September 28 Flu UpdateSome worthwhile stuff today in the flu blogosphere.
WHO says that the bird is mutating, splitting into groups, and becoming resistant to anti-virals. Of course, this is the bad's most long-term significant story.
However, the virus has now been shown to mutate like seasonal flu viruses that require new vaccines every year. "We are going to have to come to the realization that these viruses are genetically variable," Perdue said. "The vaccines that we have predicted to be protective today may not be protective a year from now."
The two most effective anti-viral drugs currently in use are also in danger of losing their potency, according to influenza experts.
The sister of a bird flu casualty from earlier this year in Indonesia also has the bird flu.
First, with winter coming (frost on my windshield this AM), WHO is noting that the chances for a mutation of H5N1 are increasing. Why? Because H5N1 and the widespread seasonal flu could mix and cause a new, more transmissible H5N1.
Also, yesterday's story on the recreation of the Spanish flu is all over the place. Very interesting stuff. Here's NPR's take.

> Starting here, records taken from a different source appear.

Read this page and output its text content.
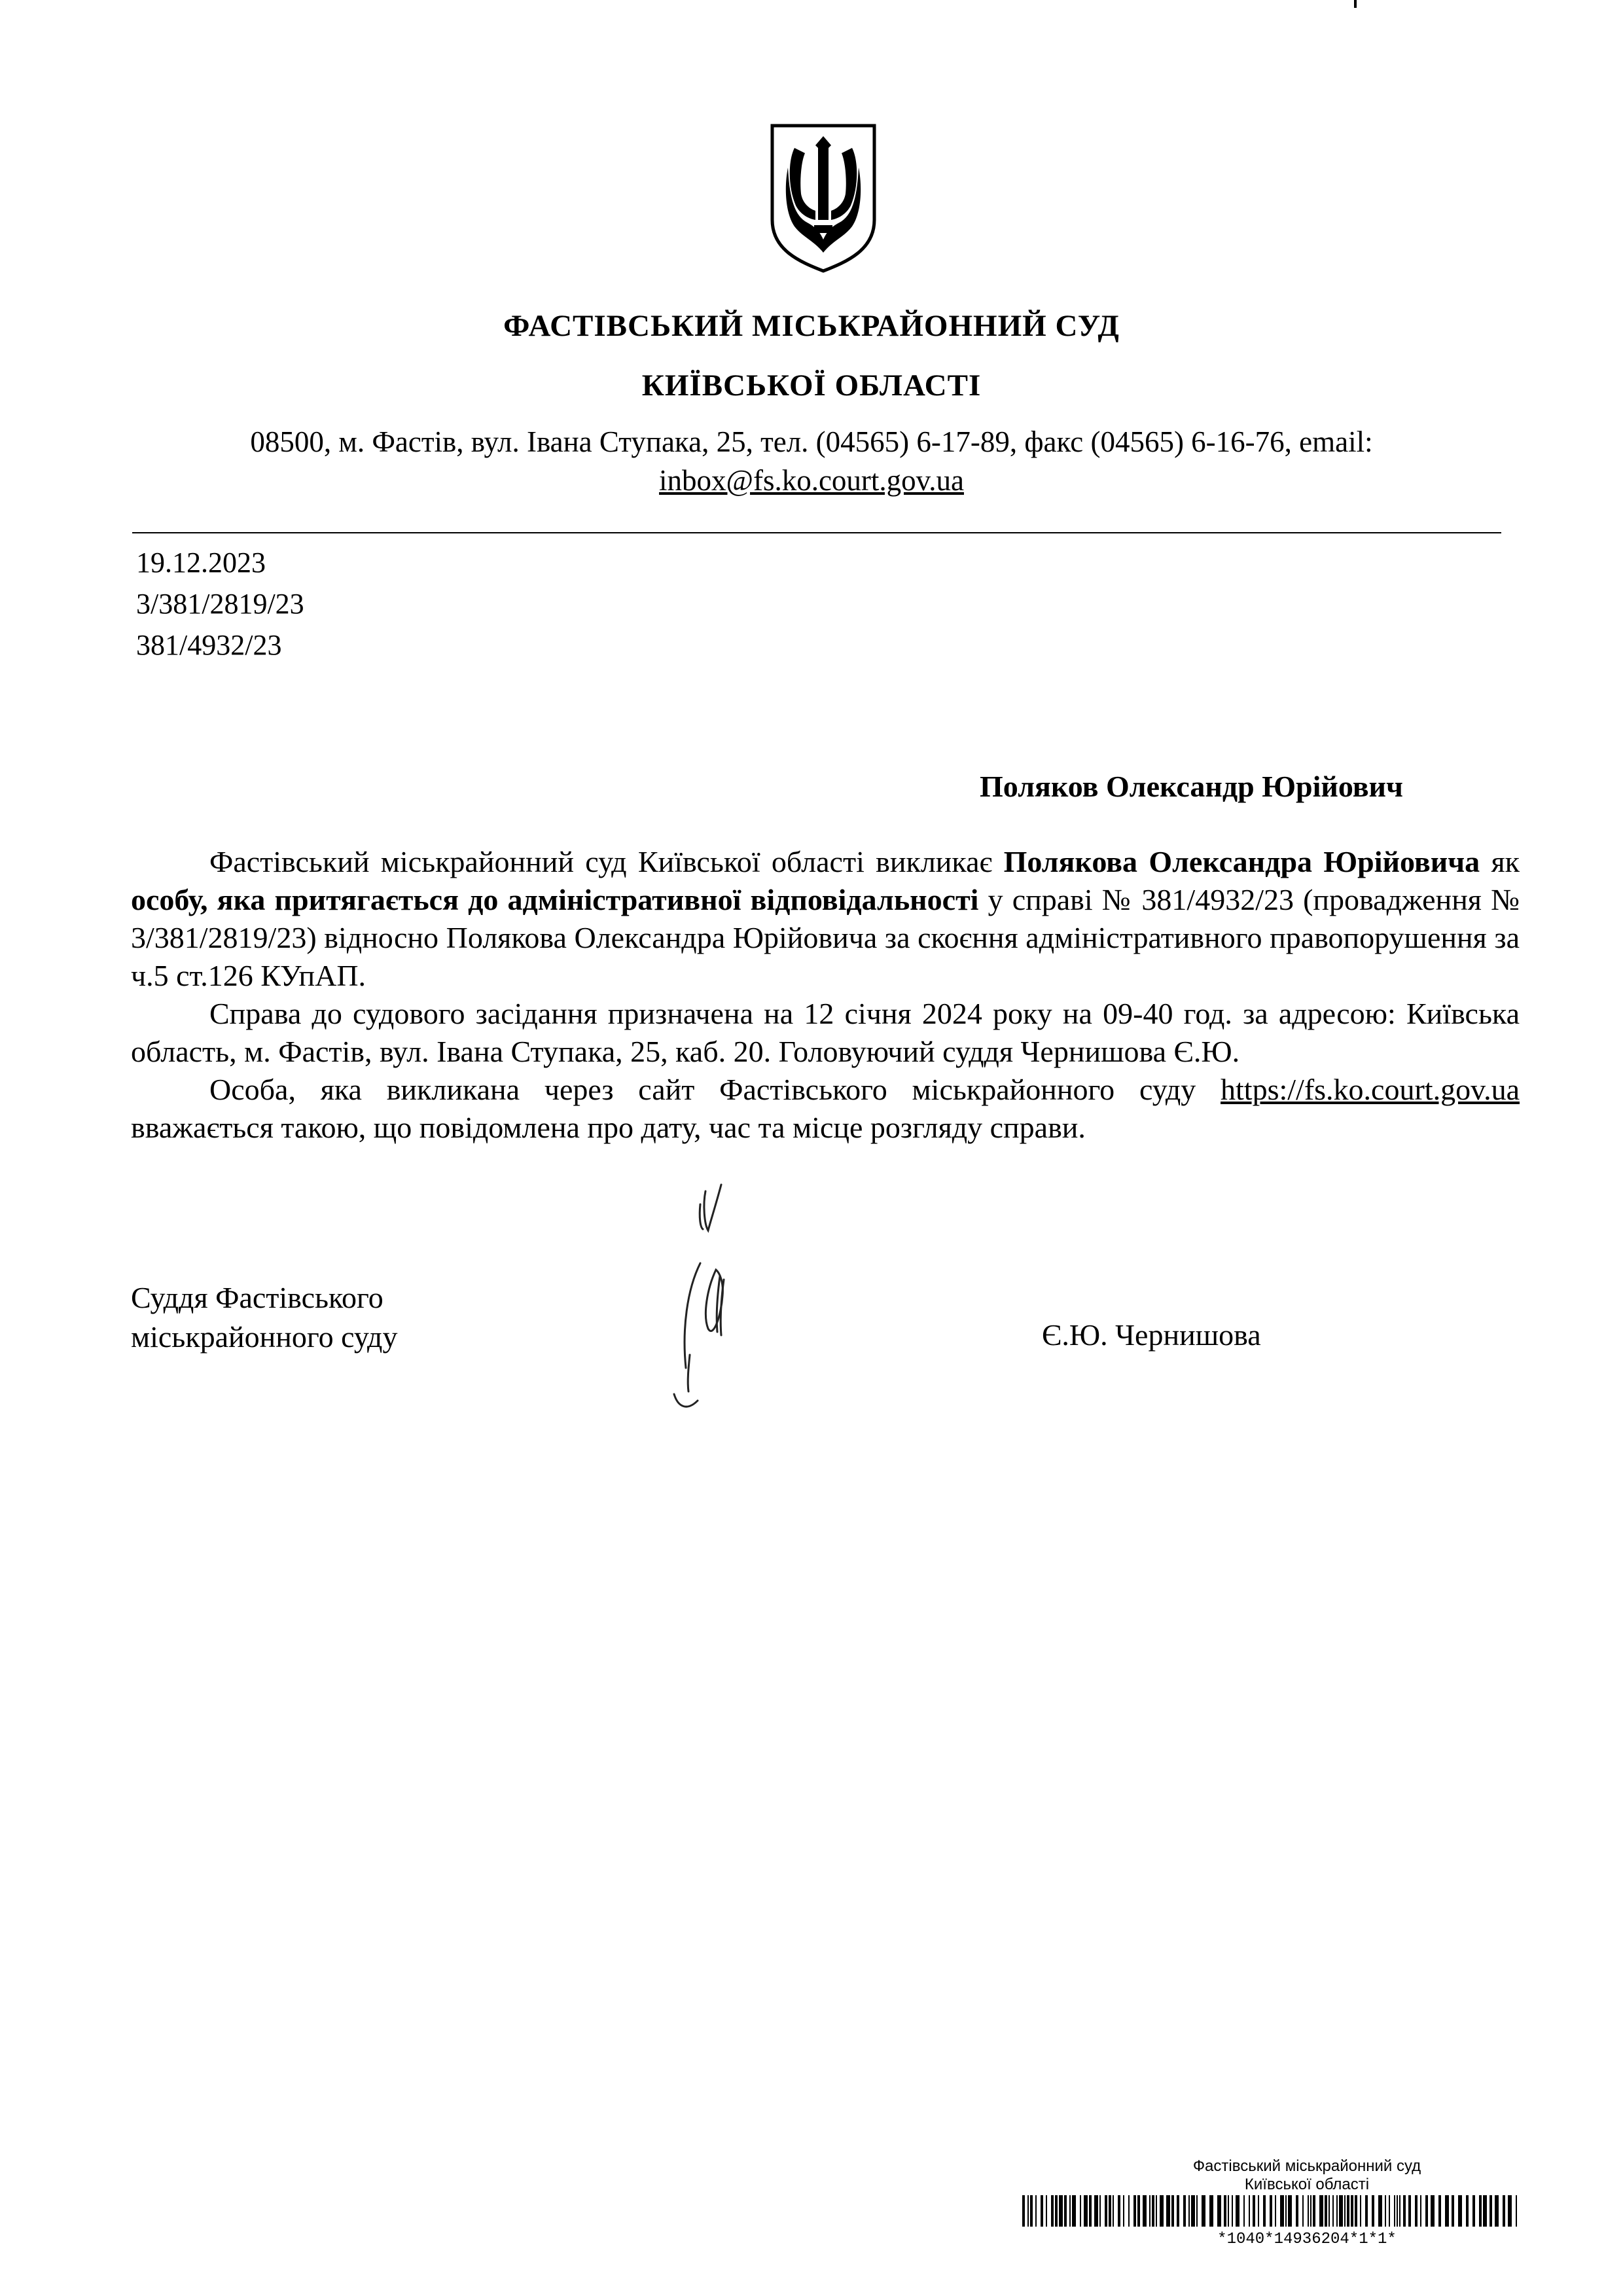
ФАСТІВСЬКИЙ МІСЬКРАЙОННИЙ СУД
КИЇВСЬКОЇ ОБЛАСТІ
08500, м. Фастів, вул. Івана Ступака, 25, тел. (04565) 6-17-89, факс (04565) 6-16-76, email:
inbox@fs.ko.court.gov.ua
19.12.2023
3/381/2819/23
381/4932/23
Поляков Олександр Юрійович

Фастівський міськрайонний суд Київської області викликає Полякова Олександра Юрійовича як особу, яка притягається до адміністративної відповідальності у справі № 381/4932/23 (провадження № 3/381/2819/23) відносно Полякова Олександра Юрійовича за скоєння адміністративного правопорушення за ч.5 ст.126 КУпАП.

Справа до судового засідання призначена на 12 січня 2024 року на 09-40 год. за адресою: Київська область, м. Фастів, вул. Івана Ступака, 25, каб. 20. Головуючий суддя Чернишова Є.Ю.

Особа, яка викликана через сайт Фастівського міськрайонного суду https://fs.ko.court.gov.ua вважається такою, що повідомлена про дату, час та місце розгляду справи.

Суддя Фастівського
міськрайонного суду	Є.Ю. Чернишова
Фастівський міськрайонний суд
Київської області
*1040*14936204*1*1*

Revere @ Effect Measure has read the paper and this is a must read, as always. As it relates to H5N1, here is the key excerpt (emphasis is mine):
So far it appears the full 1918 genome is needed to produce the catastrophic response we associate with 1918 H1N1 and the current H5N1 subtype. We have yet to discover what parts of the 1918 virus are mirrored by current strains of H5N1 now circulating in many areas of the world in birds, with sporadic cases in humans, and incomplete knowledge of other possible reservoirs. It is possible that these virulence factors of 1918 are all present, given the clinical picture in humans. The question would then shift to those factors which govern the transmissibility of the virus from bird to human and human to human, since H5N1 currently is not easily transmitted to people as the 1918 virus was.
Helen Branswell on board, too. She notes that the lessons learned might help to study other immune system over-reactions.
CIDRAP also has this story. Interesting--notes (of course) that more study is needed, but also that perhaps a therapy could be developed that modulates the response of the immune system.
ProMed reports that China has finally shared the isolates from the Qinghai outbreak. This is important and very helpful, but as the mod notes, whether it is a true breakthrough in practice remains to be seen.
WHO experts also say that better diagnostics are needed for the bird flu--and if you're going to try to contain it, truer words were never spoken.
ProMed rounds the latest Indonesian death.
The economic toll for bird flu in Asia for 2003-2004 was $10B.
The UK held a bird flu summit.
A company in Britain is packaging pandemic treatment services for business.
A seminar in Cedar Rapids, IA, was designed to help business prepare for the bird flu.
After vaccinating 54.4 millon poultry, Vietnam says bird flu is under control.
Still, Vietnam notes the disease in neighboring countries and takes precautions.
Sign of the times: the FDA issues guidlines for developing cell-based vaccines.
Dr. Nancy Cox of CDC has won the Federal Employee of the Year award. She is an influenza expert.
The University of Alberta is doing a survey on pandemic awareness that has struck at least one observer as bizarre.
New England wildlife officials are preparing to fight the bird flu--just in case.